HiQuE: Hierarchical Question Embedding Network for Multimodal Depression Detection
Juho Jung, Chaewon Kang, Jeewoo Yoon, Seungbae Kim, Jinyoung Han·August 07, 2024
Summary
The HiQuE (Hierarchical Question Embedding) network is a novel depression detection framework that leverages the hierarchical structure of clinical interview questions. It captures the importance of each question in diagnosing depression by learning mutual information across multiple modalities. HiQuE outperforms other state-of-the-art multimodal depression detection models and emotion recognition models on the DAIC-WOZ dataset. This framework is designed to enhance early intervention for individuals experiencing depression by utilizing automated detection methods. The research team includes Juho Jung, Chaewon Kang, Jeewoo Yoon, Seungbae Kim, and Jinyoung Han, with Jinyoung Han as the corresponding author. The paper was presented at the 33rd ACM International Conference on Information and Knowledge Management (CIKM) in 2024.
The HiQuE framework introduces an interpretable multimodal depression detection system that leverages the hierarchical relationship between primary and follow-up questions in clinical interviews. It addresses the lack of research on how attention scores of modalities manifest in specific questions and how the degree of modality reflection changes with the sequence of questions and answers. The system uses the DAIC-WOZ dataset, a subset of the Distress Analysis Interview Corpus, which comprises clinical interviews for diagnosing psychological distress disorders. The dataset is augmented by randomly masking 10 out of 85 questions in each interview sequence to balance the class imbalance. The HiQuE architecture consists of three layers: the Question-Aware Module, Cross-Modal Attention, and Depression Detection. It segments the interview sequence into question-answer pairs, annotates them with hierarchical positions, and predicts depression symptoms.
The HiQuE model excels in multimodal depression detection, outperforming twelve state-of-the-art models on the DAIC-WOZ dataset. It combines modality and context-awareness, transforming cross-modal representations into a final multi-modal representation through layer normalization, concatenation, and GAP. The depression detection layer uses a fully connected layer and dropout layer, employing cross entropy as the loss function for binary classification. HiQuE's superior performance highlights its ability to capture distinct depression indicators effectively.

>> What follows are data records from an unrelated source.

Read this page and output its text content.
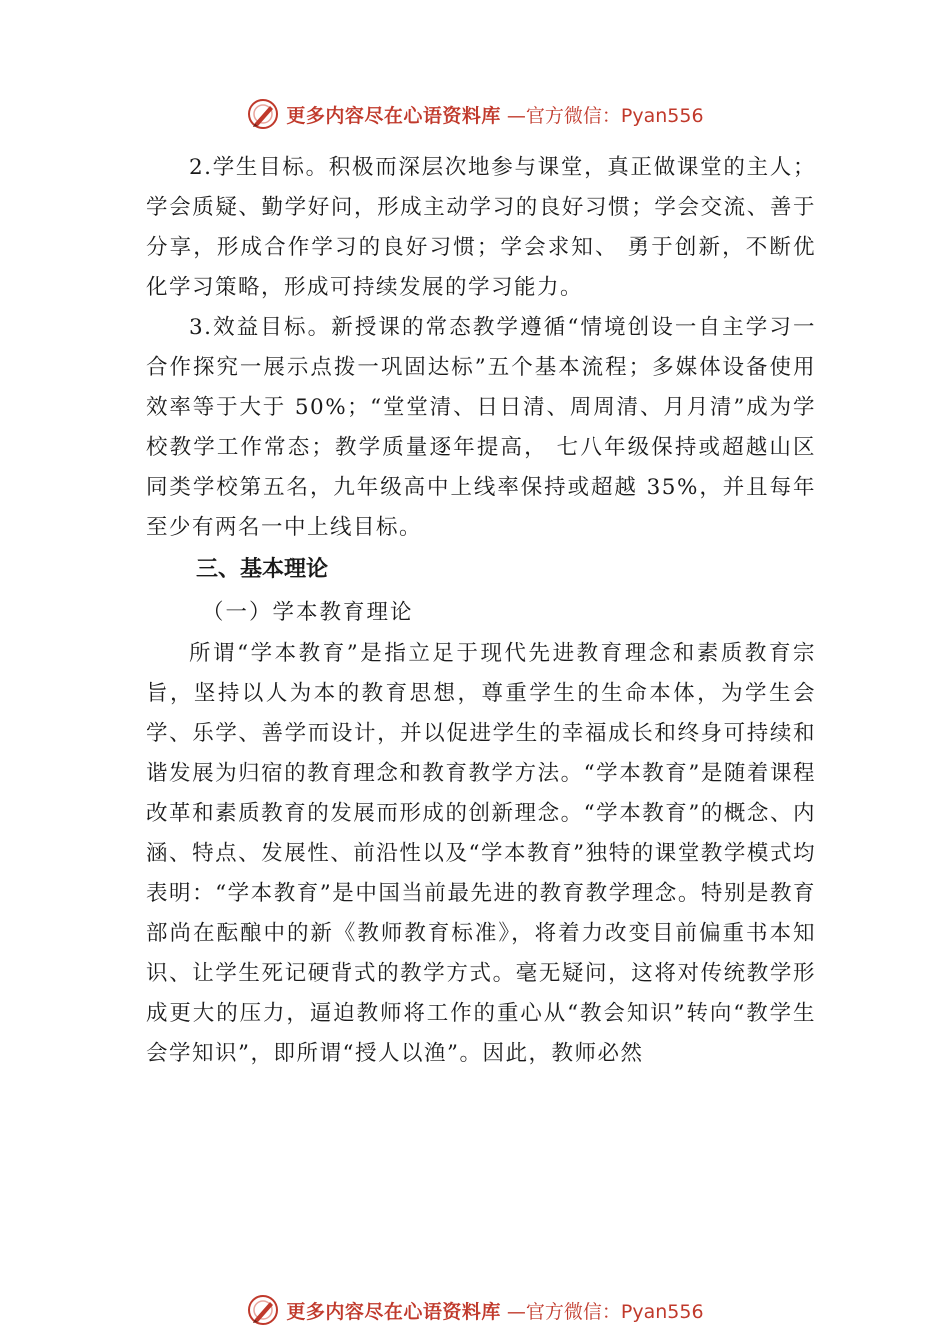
更多内容尽在心语资料库 —官方微信：Pyan556

2.学生目标。积极而深层次地参与课堂，真正做课堂的主人；学会质疑、勤学好问，形成主动学习的良好习惯；学会交流、善于分享，形成合作学习的良好习惯；学会求知、 勇于创新，不断优化学习策略，形成可持续发展的学习能力。

3.效益目标。新授课的常态教学遵循“情境创设一自主学习一合作探究一展示点拨一巩固达标”五个基本流程；多媒体设备使用效率等于大于 50%；“堂堂清、日日清、周周清、月月清”成为学校教学工作常态；教学质量逐年提高， 七八年级保持或超越山区同类学校第五名，九年级高中上线率保持或超越 35%，并且每年至少有两名一中上线目标。

三、基本理论

（一）学本教育理论

所谓“学本教育”是指立足于现代先进教育理念和素质教育宗旨，坚持以人为本的教育思想，尊重学生的生命本体，为学生会学、乐学、善学而设计，并以促进学生的幸福成长和终身可持续和谐发展为归宿的教育理念和教育教学方法。“学本教育”是随着课程改革和素质教育的发展而形成的创新理念。“学本教育”的概念、内涵、特点、发展性、前沿性以及“学本教育”独特的课堂教学模式均表明：“学本教育”是中国当前最先进的教育教学理念。特别是教育部尚在酝酿中的新《教师教育标准》，将着力改变目前偏重书本知识、让学生死记硬背式的教学方式。毫无疑问，这将对传统教学形成更大的压力，逼迫教师将工作的重心从“教会知识”转向“教学生会学知识”，即所谓“授人以渔”。因此，教师必然

更多内容尽在心语资料库 —官方微信：Pyan556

The HiQuE model's generalizability is demonstrated through its performance on the E-DAIC-WOZ and MIT Interview datasets. It outperforms baseline models like GRU/BiLSTM-based, D-vlog, MISA, and MulT in all tasks. The model uses RoBERTa as an encoder due to its superior performance compared to other embedding techniques and large language models (LLMs). HiQuE adapts to unseen questions by extracting text from audio and mapping them to a predefined list based on BERT-score similarity. The results show HiQuE's effectiveness in detecting depression cues from clinical and job interviews, highlighting its potential in various real-world scenarios.
In conclusion, the HiQuE model, presented at CIKM '24, is a significant advancement in multimodal depression detection. It effectively captures the hierarchical structure of clinical interview questions and explores correlations between different modalities to extract valuable information for depression detection. The model's generalizability to unseen questions suggests potential for application in additional speech-related tasks, making it a valuable tool for early intervention in depression.